E’ bene non girarci attorno: con la modifica della Costituzione  e visto come si sono schierate le forze in Parlamento, il “partito della Nazione” ha cominciato a prendere forma.

Partiamo da questa “riforma”. Cos’è che cambia? Cambia che l’Italia non è più, in senso proprio, una Repubblica parlamentare, ma di tipo semi-presidenziale. Non l’attuale Presidente della Repubblica (le cui facoltà vengono anzi addirittura ridimensionate), ma il capo del governo sarà d’ora in avanti il dominus, il perno dell’architettura istituzionale, col Parlamento che viene ridotto ad un organismo subalterno e strumentale all’Esecutivo.

Un disegno, quest’ultimo, a cui le cricche capitalistiche dominanti ed euriste ambivano da molto tempo, sin da prima dell’abbattimento giudiziario della Prima repubblica. Berlusconi tentò egli di farsi esecutore di quel disegno, ma gli venne impedito. La grande borghesia non poteva accettare che uno dei più potenti tra i capitalisti (a maggior ragione per il suo monopolio dei media) diventasse il monarca. Ciò che hanno chiamato “conflitto d’interessi”.

Anche questo golpe è passato col voto favorevole della cosiddetta “sinistra” del Pd la quale annuncia che sarà l’ultima volta, che se non cambia la legge elettorale “Italicum” uscirà dalla maggioranza e forse dal partito stesso. Che pena! Questi cannibali, dopo aver partecipato a sbranare la Costituzione, ora bisticciano su come vanno ripartiti i brandelli.

Renzi ha lasciato intendere anche questa volta, visto che tutti i sondaggi lo confortano, che in caso di imboscate e brutti scherzi, di ingovernabilità del parlamento, porterà tutti quanti i “nominati” alle elezioni anticipate.

Potrà sembrare pazzesco ma Renzi ha messo nel conto di perdere parte dell’elettorato di tradizione sinistrorsa.
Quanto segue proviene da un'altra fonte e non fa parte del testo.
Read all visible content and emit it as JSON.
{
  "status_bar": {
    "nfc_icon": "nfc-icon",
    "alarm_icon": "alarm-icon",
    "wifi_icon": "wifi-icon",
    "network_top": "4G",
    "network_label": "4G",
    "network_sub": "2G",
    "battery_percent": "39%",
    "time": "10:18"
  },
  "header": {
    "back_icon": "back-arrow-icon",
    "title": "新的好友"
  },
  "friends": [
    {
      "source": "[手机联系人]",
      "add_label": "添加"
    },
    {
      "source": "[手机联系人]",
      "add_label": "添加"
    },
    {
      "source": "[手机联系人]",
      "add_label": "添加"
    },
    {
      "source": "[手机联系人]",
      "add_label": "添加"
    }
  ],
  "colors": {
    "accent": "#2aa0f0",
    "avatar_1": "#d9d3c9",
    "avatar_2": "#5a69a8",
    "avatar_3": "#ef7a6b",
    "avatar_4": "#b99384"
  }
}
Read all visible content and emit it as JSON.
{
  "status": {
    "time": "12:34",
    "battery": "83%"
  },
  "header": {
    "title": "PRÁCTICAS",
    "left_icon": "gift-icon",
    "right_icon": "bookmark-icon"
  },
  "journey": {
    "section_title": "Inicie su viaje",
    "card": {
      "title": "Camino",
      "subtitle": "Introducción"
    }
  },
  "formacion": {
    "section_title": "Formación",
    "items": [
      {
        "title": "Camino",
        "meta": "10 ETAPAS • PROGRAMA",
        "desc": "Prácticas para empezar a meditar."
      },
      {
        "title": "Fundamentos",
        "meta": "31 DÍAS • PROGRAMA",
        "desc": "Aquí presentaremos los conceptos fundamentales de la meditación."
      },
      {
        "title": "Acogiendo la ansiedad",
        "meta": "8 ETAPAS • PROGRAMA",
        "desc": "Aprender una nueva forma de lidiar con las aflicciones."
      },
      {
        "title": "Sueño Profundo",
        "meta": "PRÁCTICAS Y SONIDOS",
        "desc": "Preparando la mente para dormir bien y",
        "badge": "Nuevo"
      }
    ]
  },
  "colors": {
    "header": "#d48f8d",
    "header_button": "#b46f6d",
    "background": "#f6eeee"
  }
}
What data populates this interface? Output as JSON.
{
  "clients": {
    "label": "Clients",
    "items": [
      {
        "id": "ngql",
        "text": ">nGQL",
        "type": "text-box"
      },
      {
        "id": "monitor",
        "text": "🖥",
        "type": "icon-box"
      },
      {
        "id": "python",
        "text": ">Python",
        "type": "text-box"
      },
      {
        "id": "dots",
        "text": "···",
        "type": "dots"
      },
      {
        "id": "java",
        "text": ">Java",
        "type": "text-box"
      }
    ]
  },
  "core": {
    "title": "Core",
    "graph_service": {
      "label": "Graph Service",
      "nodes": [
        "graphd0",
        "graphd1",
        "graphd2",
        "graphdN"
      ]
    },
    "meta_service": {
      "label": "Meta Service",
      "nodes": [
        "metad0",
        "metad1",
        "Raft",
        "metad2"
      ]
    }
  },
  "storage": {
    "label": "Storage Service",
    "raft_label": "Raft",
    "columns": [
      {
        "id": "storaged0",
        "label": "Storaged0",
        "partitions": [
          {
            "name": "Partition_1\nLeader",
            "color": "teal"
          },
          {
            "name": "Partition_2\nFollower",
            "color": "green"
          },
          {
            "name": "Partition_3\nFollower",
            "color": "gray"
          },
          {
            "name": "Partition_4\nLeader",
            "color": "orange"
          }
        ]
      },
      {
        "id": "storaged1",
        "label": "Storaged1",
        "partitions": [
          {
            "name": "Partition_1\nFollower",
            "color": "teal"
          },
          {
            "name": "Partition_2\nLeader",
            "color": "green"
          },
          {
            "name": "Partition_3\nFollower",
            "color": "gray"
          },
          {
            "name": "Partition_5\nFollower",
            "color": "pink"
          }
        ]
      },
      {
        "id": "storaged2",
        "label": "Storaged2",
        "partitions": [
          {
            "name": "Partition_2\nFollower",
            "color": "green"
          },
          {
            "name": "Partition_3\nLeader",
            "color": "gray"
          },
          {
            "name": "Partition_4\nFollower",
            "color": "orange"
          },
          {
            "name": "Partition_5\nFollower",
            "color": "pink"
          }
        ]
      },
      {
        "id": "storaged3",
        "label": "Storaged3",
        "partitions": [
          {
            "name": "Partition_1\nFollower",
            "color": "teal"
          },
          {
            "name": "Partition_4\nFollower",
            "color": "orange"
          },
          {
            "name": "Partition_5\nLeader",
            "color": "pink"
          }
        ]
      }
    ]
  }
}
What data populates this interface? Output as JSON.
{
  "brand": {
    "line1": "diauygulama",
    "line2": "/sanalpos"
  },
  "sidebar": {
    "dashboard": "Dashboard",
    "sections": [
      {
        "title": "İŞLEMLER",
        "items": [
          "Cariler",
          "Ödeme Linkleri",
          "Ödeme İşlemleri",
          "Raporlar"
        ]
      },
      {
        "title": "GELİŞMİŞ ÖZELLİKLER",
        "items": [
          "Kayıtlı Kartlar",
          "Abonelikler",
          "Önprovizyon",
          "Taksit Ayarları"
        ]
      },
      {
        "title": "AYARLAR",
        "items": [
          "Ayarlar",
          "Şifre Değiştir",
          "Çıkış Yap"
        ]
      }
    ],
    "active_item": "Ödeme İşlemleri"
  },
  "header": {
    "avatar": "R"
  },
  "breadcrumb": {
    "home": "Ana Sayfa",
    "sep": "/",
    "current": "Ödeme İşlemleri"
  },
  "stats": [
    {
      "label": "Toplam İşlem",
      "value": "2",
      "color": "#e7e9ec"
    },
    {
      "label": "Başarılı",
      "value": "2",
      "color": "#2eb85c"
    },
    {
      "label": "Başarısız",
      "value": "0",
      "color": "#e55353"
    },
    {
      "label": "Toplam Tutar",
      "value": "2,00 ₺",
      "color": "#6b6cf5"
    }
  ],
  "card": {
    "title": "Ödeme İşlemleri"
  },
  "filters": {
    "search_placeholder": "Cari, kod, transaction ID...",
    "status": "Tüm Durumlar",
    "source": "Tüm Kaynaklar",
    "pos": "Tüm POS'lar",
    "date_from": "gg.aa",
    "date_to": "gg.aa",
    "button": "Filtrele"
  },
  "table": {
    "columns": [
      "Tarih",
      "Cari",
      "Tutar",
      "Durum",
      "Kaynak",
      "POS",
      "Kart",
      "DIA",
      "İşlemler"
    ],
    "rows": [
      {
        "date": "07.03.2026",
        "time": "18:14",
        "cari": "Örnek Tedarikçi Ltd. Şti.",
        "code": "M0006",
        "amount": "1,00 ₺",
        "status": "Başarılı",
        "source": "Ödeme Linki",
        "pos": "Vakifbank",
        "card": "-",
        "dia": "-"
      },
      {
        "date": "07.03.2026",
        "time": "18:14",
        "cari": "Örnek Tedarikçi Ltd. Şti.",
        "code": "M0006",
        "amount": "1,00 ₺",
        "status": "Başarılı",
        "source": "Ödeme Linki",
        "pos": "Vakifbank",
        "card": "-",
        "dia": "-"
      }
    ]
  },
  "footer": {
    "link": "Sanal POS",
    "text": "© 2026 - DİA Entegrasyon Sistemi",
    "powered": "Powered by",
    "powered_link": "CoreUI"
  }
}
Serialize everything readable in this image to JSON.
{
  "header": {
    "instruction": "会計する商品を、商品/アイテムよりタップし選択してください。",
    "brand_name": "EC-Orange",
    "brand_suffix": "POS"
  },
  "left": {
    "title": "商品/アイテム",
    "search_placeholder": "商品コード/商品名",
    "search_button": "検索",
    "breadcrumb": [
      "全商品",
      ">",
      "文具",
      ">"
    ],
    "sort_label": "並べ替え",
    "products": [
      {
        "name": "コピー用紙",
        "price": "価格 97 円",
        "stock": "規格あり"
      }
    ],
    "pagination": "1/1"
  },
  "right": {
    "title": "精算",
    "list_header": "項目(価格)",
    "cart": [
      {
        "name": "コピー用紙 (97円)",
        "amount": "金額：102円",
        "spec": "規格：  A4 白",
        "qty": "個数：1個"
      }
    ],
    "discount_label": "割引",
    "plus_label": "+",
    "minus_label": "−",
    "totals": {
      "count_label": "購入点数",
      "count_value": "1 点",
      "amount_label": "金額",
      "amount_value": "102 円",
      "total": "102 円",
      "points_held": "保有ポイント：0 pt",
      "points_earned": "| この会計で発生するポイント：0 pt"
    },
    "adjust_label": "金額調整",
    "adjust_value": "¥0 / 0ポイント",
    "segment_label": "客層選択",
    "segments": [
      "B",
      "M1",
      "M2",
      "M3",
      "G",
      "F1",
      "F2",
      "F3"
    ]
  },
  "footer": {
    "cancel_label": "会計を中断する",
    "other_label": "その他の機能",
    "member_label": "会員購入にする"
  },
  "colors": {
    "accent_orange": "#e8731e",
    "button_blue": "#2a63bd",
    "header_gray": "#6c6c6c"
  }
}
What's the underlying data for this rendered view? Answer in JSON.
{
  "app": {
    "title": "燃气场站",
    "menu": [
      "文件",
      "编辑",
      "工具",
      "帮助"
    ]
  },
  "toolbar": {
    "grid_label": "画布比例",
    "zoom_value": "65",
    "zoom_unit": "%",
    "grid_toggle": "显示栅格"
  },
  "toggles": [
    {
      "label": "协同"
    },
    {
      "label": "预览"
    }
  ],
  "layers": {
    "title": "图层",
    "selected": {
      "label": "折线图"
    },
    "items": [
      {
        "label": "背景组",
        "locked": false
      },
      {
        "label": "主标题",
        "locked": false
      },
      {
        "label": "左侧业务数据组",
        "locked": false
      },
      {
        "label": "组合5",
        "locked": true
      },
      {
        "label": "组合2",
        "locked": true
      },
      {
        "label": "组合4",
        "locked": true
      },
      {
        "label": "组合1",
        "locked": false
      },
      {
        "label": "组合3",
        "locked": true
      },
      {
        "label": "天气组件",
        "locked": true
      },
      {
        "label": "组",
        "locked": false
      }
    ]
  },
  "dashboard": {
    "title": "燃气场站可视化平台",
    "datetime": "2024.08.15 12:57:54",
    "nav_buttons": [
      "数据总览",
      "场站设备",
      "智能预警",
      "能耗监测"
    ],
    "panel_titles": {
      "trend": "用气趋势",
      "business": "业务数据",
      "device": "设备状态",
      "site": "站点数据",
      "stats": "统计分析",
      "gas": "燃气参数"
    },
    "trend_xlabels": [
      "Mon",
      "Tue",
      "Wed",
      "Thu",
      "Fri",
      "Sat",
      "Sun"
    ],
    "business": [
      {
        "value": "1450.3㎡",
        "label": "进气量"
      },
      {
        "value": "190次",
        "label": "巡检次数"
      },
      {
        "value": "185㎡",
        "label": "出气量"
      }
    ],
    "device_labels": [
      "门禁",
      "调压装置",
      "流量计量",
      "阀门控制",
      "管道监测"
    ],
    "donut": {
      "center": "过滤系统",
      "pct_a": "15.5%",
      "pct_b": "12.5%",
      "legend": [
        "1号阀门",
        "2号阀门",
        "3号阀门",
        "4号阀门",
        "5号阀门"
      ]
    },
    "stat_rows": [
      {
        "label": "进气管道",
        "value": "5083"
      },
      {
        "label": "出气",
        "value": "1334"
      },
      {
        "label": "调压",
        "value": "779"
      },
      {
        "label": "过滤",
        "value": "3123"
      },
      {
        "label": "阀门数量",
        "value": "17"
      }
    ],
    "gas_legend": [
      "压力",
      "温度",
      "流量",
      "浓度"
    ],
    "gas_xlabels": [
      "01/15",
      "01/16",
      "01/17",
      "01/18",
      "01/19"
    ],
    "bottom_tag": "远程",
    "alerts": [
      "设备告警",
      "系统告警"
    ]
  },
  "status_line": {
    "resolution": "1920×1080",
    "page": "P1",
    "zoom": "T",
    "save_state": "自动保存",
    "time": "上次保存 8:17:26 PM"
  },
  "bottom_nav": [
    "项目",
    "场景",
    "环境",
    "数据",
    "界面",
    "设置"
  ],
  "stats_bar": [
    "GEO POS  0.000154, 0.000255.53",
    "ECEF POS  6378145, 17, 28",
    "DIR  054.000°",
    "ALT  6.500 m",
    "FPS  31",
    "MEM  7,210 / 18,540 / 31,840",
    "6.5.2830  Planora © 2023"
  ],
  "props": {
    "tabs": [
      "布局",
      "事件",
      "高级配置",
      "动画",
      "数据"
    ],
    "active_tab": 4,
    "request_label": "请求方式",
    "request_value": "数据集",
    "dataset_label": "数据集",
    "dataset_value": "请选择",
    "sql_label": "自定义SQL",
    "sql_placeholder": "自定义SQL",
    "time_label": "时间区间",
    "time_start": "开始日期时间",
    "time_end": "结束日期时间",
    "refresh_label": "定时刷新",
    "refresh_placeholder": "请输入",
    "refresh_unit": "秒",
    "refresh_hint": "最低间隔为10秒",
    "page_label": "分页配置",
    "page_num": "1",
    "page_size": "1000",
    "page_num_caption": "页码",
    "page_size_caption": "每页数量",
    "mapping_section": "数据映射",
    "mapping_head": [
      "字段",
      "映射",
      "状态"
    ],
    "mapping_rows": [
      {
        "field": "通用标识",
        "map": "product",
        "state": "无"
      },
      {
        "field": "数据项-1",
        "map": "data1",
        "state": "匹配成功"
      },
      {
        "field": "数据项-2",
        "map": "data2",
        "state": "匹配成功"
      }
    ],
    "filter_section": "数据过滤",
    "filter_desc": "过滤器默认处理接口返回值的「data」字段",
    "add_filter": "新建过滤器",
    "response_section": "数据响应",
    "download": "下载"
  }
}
Egli ha in testa un partito tutto suo, e ritiene che, con lo spappolamento di Forza Italia e l’esaurimento della spinta di M5S, potrà vincere comunque. Come afferma Roberto D’Alimonte “Con Renzi il Pd è diventato il punto di riferimento di un elettorato moderato che non aveva mai votato a sinistra, come si è visto alle europee e come registrano i sondaggi”. [Il Sole 24 Ore del 12 marzo]

I fondi di caffé delle prossime elezioni regionali ci diranno molte cose sul futuro scenario politico e quali potrebbero essere le  prossime mosse (d’attacco o di difesa) di Renzi. Il Veneto è il banco di prova più significativo. Se Renzi espugnerà la roccaforte delle destre leghiste e berlusconiane, vorrà andare avanti come uno schiacciasassi, anche a costo di spaccare il Pd ed andare ad elezioni anticipate.

E non conta per Renzi, come ha fatto osservare dopo le elezioni in Emilia-Romagna, se i votanti saranno il 50% o anche meno. Renzi se ne frega della democrazia, tanto più se partecipativa.